Brad Marchand, Bruins Have ‘A Lot of Hatred’ for Canucks, Hope to Thrive With Continued Physical Play in Cup Final

Brad Marchand, Bruins Have 'A Lot of Hatred' for Canucks, Hope to Thrive With Continued Physical Play in Cup Final VANCOUVER — The opening game of the Stanley Cup Final on Wednesday was marked by a surprising level of physical play and animosity.

Surprising, maybe, because there's little history between the Bruins and Canucks, who play each other rarely due to the league's unbalanced schedule. But considering the stakes involved as the clubs battle for a Cup, a healthy heaping of hate shouldn't come as any kind of shock.

"You can look at it and say we haven't played too much and it was a little chippy, but we have a lot of hatred for each other," Bruins forward Brad Marchand said after practice Friday at the University of British Columbia. "Just being in the Finals alone, you want to win so bad you hate the other guy and you're willing to do anything to make sure you win. Being physical and chippy and taking shots at guys is part of the game, and it's only going to get worse as the series goes on."

It's hard to imagine how much worse it can get after a Game 1 that featured 14 penalties, 61 hits and countless scrums after nearly every whistle.

"Yeah, it's a playoff series," Bruins forward Milan Lucic said. "This is playing Vancouver, a team we don't play too often. We play them one time a year. You definitely want to create that hate for them early. I think it was created. You saw the scrum at the end of that first period there."

Yes, that scrum at the end of the first certainly escalated things quickly, with the usually mild-mannered Patrice Bergeron engaging Canucks agitator Alexandre Burrows, and Burrows responding to a face wash by biting Bergeron's finger.

The game also featured Lucic getting upended by a Dan Hamhuis hip check that triggered another scrum and ended Hamhuis' night with an undisclosed injury. In addition, Marchand sent a Canuck head over skates in a scrum in the corner, as just about everyone got in on the physical action.

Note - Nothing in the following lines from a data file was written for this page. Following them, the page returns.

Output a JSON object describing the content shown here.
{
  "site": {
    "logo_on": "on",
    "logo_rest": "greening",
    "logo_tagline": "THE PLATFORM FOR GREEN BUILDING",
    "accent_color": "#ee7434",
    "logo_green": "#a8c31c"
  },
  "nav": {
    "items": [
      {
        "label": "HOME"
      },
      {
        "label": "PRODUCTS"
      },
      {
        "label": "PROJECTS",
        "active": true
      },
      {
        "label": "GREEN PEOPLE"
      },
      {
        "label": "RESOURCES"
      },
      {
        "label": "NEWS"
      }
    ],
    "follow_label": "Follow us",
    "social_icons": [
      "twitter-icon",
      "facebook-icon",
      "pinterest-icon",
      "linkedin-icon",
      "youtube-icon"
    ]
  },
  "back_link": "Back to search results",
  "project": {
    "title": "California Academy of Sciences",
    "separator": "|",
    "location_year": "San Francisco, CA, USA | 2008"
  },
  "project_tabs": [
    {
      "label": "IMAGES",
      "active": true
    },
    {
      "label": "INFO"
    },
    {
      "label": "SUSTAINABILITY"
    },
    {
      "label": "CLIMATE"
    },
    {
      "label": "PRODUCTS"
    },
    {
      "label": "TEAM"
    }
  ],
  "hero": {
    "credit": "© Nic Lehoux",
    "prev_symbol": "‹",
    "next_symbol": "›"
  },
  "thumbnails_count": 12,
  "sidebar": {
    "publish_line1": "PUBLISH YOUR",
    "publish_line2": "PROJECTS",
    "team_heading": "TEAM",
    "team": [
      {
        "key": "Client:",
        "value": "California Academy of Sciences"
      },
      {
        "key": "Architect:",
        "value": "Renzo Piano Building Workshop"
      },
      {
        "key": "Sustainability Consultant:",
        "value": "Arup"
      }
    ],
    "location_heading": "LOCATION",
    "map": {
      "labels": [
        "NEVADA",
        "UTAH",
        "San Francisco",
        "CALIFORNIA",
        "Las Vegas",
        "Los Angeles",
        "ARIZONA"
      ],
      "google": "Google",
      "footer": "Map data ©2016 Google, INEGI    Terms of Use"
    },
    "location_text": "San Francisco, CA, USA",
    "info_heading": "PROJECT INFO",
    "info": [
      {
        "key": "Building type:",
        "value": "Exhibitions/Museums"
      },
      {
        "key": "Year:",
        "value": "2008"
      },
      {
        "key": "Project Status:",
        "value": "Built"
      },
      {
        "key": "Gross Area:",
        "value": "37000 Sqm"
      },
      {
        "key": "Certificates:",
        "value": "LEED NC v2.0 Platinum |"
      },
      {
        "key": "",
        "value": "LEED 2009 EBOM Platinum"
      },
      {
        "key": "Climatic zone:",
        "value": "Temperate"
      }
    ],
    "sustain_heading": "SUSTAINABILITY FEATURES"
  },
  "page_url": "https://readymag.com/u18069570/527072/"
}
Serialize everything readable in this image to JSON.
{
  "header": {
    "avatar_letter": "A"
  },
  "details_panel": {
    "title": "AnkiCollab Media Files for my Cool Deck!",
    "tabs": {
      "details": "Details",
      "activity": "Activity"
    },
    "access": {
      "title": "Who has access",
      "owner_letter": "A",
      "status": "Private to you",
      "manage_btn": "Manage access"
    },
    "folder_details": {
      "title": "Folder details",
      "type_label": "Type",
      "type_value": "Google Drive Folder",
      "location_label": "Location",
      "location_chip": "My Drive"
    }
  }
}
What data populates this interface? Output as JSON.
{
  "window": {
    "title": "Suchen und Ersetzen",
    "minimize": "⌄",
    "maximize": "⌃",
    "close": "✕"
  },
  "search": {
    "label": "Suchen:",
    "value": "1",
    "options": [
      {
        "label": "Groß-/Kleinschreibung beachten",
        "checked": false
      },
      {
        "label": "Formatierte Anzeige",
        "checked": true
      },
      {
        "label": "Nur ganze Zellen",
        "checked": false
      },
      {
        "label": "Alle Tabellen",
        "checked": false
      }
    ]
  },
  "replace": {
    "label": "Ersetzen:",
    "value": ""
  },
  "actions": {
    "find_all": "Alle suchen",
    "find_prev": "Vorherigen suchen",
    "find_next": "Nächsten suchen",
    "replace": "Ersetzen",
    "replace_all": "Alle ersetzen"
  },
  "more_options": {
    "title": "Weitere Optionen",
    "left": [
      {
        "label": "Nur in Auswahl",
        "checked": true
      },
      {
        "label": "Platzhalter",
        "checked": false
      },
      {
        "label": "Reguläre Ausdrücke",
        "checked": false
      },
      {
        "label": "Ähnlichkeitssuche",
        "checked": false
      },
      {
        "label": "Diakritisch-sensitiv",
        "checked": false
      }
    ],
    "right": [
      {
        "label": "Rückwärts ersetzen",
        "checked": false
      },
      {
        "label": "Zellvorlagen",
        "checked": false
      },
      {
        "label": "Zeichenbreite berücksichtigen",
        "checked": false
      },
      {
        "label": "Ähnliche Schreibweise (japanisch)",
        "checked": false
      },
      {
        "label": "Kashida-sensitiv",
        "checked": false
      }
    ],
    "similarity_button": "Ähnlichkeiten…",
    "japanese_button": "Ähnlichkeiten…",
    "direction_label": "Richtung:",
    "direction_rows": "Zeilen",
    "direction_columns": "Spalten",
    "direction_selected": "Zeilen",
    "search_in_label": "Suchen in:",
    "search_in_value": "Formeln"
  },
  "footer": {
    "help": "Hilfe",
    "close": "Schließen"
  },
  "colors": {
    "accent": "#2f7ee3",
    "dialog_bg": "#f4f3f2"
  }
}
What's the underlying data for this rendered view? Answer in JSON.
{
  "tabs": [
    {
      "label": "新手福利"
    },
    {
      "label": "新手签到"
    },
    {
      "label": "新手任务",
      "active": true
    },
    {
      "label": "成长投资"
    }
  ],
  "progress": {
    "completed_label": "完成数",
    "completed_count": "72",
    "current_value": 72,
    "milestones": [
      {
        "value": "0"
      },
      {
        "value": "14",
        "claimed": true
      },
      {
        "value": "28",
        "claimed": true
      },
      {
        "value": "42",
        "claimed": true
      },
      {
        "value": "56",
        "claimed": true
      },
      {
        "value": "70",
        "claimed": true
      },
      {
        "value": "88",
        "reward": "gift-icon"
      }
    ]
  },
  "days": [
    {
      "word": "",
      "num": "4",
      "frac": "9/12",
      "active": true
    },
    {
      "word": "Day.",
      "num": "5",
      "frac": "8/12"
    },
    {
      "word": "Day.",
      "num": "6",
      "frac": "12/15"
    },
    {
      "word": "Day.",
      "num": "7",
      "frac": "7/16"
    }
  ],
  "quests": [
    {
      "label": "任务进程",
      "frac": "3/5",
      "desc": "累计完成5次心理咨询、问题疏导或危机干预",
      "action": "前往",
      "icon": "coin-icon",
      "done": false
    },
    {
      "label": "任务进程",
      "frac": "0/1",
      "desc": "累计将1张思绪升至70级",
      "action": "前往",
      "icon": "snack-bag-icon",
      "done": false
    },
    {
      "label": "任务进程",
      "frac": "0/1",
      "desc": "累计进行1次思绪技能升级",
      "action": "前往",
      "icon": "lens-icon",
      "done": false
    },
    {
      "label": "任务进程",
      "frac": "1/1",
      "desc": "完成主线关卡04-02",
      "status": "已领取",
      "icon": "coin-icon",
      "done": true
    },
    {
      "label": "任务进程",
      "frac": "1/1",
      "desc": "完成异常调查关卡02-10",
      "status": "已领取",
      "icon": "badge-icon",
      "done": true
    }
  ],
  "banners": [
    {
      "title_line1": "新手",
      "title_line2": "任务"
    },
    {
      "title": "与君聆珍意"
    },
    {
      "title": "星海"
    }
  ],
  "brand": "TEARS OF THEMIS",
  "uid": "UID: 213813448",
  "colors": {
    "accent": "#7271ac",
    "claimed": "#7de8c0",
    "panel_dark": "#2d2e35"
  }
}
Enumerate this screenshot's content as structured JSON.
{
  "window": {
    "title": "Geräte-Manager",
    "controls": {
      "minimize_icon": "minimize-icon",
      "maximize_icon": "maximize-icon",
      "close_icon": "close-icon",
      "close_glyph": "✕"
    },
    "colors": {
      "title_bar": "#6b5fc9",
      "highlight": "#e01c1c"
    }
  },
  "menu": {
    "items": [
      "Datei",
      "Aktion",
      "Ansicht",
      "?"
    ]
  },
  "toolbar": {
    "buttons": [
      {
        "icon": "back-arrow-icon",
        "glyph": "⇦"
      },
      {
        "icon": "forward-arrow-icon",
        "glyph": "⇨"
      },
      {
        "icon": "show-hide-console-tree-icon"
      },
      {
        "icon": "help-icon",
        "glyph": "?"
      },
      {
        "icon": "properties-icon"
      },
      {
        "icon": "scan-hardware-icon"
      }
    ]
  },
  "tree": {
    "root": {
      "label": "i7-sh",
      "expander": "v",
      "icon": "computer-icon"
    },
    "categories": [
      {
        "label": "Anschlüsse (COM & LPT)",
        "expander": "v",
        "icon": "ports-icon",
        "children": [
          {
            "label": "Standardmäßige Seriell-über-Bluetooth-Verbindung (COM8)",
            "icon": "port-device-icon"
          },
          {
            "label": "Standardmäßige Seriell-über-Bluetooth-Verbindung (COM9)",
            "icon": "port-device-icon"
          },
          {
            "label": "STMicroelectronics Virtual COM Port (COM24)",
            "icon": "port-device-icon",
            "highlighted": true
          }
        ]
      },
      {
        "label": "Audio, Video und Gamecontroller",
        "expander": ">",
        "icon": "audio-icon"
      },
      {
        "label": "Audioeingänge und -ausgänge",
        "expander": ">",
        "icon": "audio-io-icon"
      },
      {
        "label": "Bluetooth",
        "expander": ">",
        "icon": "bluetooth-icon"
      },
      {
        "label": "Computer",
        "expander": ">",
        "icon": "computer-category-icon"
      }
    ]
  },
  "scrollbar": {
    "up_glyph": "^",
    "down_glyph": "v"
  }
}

"It's pretty natural," Bruins captain Zdeno Chara said. "In the Finals, you're going to have a lot of emotions, a lot of energies after a few days off. I think it's normal. Everybody competes harder. Everyone wants to win the battles and races. That's just pretty natural I think for the playoffs in general. Obviously when you're in the Finals, it always picks up."

Increased physical play can be expected at this time of year, but can the Bruins expect to thrive in such games as they did so often during the regular season? Many of their best performances came in very intense, fight-filled encounters against Atlanta, Dallas and Montreal. The stakes are too high for many full-fledged fights to be expected in the Cup, but the kind of emotional investment and intensity that comes from the hard hits and scrums could still play to Boston's advantage.

"Some guys get woken up and thrive in games like that," Marchand said. "It seems we have guys on our team that like that, so I guess we'll see."

Lucic is also hoping for the best in such a scenario, but noted that the Canucks do pretty well themselves when things get nasty.

"Well, it's tough to say," Lucic said. "Obviously we play well when we play that physical type of game.  We need to play physical and have that presence when we're out there. But you look at Vancouver's last series against San Jose, they also played a very physical game against them. They didn't shy away from guys like Ryane Clowe and Douglas Murray and Joe Thornton, those types of guys. It was almost the other way, they went after them. As a team, we expected them to be physical. Time will tell if it will play in our favor."